Не только полиция опустошала заставу. Людей гнали безработица, голод. Останавливались цехи и целые заводы. Путиловский дымил, но тысячи мастеровых получили расчет, почти половина всех рабочих.
— Обойдемся без забастовщиков, — говорил Белоножкин, подписывая приказы об увольнении. — Остальные пусть теперь поработают — каждый за двоих.

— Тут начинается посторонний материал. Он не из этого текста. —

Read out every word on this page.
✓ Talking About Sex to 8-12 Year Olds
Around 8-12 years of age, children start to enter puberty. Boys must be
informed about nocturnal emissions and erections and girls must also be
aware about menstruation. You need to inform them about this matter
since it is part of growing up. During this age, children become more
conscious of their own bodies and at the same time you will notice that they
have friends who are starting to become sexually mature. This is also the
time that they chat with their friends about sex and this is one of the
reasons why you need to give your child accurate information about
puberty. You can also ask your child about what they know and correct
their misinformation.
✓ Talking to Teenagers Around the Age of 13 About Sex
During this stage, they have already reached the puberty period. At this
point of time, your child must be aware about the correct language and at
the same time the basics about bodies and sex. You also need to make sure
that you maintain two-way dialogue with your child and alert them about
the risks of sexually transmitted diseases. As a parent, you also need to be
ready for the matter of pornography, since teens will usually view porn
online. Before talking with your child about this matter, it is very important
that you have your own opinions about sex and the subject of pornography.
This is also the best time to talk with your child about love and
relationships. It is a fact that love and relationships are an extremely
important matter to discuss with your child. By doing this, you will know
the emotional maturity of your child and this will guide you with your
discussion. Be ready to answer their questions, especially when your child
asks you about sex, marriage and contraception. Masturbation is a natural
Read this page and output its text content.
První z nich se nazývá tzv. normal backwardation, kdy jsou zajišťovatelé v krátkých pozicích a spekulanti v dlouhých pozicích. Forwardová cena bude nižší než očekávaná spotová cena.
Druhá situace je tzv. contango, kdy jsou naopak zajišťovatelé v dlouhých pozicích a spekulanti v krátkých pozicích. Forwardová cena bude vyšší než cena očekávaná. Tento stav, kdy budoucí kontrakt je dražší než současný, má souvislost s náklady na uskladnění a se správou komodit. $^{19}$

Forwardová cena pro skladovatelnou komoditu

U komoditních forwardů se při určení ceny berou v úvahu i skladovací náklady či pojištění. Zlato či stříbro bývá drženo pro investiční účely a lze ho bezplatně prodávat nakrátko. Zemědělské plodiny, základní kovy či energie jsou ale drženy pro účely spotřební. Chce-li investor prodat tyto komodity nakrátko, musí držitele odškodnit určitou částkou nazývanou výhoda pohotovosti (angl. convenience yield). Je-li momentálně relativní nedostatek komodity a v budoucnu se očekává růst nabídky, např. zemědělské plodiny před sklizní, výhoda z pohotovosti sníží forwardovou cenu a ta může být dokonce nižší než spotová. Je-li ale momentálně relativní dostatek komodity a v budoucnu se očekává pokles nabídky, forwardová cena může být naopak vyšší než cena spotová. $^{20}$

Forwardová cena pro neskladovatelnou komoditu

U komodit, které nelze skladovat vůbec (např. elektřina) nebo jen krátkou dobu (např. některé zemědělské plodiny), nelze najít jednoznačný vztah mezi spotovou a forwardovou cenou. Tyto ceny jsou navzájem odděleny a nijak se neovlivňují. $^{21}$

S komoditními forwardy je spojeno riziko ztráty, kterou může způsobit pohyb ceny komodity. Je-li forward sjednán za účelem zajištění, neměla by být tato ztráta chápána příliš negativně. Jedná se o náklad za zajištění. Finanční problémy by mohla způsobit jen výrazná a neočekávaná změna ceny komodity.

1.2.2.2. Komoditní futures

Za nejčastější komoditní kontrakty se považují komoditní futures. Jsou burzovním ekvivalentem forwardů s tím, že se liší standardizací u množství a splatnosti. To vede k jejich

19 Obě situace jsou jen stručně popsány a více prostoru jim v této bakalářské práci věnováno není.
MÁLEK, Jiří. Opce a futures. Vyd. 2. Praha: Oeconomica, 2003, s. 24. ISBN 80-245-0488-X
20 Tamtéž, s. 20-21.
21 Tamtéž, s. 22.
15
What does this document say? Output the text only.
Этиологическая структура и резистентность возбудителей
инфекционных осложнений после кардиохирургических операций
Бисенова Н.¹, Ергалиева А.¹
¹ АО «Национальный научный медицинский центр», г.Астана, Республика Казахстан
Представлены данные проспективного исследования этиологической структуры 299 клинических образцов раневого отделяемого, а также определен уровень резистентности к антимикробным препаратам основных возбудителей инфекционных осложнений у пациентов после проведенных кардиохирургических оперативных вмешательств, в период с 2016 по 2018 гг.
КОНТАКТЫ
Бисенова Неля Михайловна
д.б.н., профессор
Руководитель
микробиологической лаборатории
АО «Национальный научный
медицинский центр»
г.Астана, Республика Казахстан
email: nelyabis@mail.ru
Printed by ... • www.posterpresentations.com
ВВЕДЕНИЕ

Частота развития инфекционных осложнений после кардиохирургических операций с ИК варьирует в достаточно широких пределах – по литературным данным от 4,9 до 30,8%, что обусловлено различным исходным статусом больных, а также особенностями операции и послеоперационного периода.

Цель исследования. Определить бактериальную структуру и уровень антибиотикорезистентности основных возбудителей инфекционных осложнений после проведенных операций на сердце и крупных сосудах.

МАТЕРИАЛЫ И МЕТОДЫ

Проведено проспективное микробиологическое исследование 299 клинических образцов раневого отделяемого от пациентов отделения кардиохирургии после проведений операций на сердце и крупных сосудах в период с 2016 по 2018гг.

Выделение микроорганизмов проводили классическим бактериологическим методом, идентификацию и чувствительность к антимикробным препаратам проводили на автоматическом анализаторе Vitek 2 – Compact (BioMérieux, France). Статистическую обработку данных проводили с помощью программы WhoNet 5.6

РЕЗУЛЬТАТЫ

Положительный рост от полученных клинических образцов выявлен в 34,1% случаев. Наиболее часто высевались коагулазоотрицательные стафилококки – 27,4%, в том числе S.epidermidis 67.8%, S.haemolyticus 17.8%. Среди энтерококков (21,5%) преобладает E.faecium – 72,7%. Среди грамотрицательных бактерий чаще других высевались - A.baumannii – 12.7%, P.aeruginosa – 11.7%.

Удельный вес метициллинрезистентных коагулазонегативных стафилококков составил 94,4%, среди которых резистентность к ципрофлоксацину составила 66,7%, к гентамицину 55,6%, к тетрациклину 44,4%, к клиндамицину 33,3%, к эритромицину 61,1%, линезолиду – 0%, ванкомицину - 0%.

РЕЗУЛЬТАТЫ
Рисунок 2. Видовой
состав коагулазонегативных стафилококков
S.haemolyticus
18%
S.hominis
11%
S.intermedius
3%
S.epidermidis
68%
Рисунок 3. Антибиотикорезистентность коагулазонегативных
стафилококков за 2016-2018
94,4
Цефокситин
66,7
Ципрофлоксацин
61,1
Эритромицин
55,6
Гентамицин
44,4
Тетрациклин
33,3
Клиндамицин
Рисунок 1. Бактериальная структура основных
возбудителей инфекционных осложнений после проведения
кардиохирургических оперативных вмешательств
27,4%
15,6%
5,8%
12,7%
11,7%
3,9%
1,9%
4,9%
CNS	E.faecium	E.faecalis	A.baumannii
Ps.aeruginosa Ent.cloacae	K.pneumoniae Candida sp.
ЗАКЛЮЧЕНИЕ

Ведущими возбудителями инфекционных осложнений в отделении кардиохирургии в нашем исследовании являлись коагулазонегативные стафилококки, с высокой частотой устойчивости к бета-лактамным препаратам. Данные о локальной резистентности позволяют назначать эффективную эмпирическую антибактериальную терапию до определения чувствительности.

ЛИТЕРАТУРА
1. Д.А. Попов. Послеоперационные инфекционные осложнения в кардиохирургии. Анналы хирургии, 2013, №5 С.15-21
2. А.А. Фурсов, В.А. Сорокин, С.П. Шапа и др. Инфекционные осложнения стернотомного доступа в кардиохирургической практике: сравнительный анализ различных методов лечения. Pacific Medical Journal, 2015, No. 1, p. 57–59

Мастера-черносотенцы, которых, как Тетявкин а, в пятом году выгоняли из мастерских, появились снова — высокомерные, полные злорадства.
— На тачках нас катали, теперь повозят на своей спине, — говорили они о рабочих.
И люди уходили. Те, у кого осталась родня в деревне, подавались туда. Тихо стало в переулках вокруг Петергофского шоссе. Жизнь была как мертвая зыбь на море. Но мертвая зыбь бывает не только после прошедшей бури. Она и предшествует новой.
Бури эти — минувшая и будущая — давали знать о себе в обманчивой тишине тех дней.
За Нарвской частыми стали пожары. Они и раньше случались нередко. Тесно приткнувшиеся один к другому, деревянные дома были набиты людьми. Жизнь не утихала Даже в глухие ночные часы, — одни возвращались со смены, другие спешили на завод. Эти домишки легко занимались от малейшей искры, от небрежно брошенной цигарки, от сажи, загоревшейся в трубе. Но теперь, когда население заставы уходило и многие дома совсем пустовали, пожары стали еще более частыми, чем прежде.